In chapter one, much of the focus on the economics of CBPP rested upon transaction theory. Transaction theory plays a fundamental role in examining the economics of the market model of production, the firm model, and CBPP. In economic theory, transaction costs are the price any economic entity (individual, firm, or otherwise) incurs for getting a product to market.

For Ronald Coase, lowered transaction costs were the key reason why firms existed: he demonstrated that firms would exist for as long as they were able to offer individuals transaction costs lower than when they worked on their own. But when individuals could sell their goods to market more cheaply, then they would do so directly, bypassing firms.

Similarly, Benkler’s insight is that under certain conditions (granular work, modular work, low costs of fixation, low costs of transmission, an environment of public information, and successful low-cost integration) CBPP offers lower transactional costs than either the market model or the firm model.

Transaction costs for CBPP are lower than in the market model because, as in firm theory, the individual is not responsible for ensuring that the entire product reaches the marketplace – he or she can produce a smaller subset of the entire product.

But the firm is inefficient in that it creates a middle layer between the productive individual and the market – management – which undertakes the responsibility of assessing each individual contributor’s creative potential and matching it with the market’s needs.

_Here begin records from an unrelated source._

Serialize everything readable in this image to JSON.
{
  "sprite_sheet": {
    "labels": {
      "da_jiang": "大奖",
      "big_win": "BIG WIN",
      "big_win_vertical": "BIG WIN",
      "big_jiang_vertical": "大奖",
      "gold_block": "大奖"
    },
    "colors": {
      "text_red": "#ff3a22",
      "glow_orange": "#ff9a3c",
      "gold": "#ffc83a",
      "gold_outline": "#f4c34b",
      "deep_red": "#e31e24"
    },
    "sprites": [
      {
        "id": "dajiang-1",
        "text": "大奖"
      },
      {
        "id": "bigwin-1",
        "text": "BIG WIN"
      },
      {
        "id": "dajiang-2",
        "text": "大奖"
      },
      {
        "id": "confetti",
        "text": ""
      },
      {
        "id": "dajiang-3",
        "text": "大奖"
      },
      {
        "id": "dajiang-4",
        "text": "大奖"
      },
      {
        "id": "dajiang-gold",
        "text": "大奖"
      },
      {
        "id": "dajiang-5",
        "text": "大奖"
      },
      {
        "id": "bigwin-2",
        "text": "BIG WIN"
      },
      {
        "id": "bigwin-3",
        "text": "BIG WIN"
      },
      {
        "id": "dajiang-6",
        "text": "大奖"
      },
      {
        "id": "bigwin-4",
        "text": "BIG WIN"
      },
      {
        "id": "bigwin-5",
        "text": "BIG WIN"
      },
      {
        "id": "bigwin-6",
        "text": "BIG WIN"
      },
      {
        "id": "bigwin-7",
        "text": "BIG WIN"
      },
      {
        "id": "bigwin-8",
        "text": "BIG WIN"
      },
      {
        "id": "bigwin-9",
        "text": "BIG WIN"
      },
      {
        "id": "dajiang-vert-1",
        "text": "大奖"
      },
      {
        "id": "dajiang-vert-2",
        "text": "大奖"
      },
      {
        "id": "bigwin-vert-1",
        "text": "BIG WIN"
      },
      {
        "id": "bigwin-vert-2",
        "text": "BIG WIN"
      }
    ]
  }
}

Benkler’s insight is that CBPP allows individuals to self-select projects to work on, and that this choice carries with it an increased efficiency in transaction costs, presuming that the individual is best suited to assess his or her own potential aptitude for successful contribution to a project.

In other words, no one can know our creative preferences better than ourselves.

And here is where the discussion of “laziness” enters again: the computer network culture which spawned hacker culture enables individuals to work for motivations beyond traditional pay.

Individuals are free to pursue passions, in part because larger productions are broken in to smaller components over the network and the scope of any one individual’s contribution – from seconds of passing attention to years of dedicated research – are controlled by that individual.

Thus “laziness” serves as a masthead for this particular set of conditions where individuals are motivated to work by intrinsic desires, rather than solely traditional motivations, and to the extent that this condition is persistent in our students’ lives, the field of composition must embrace it.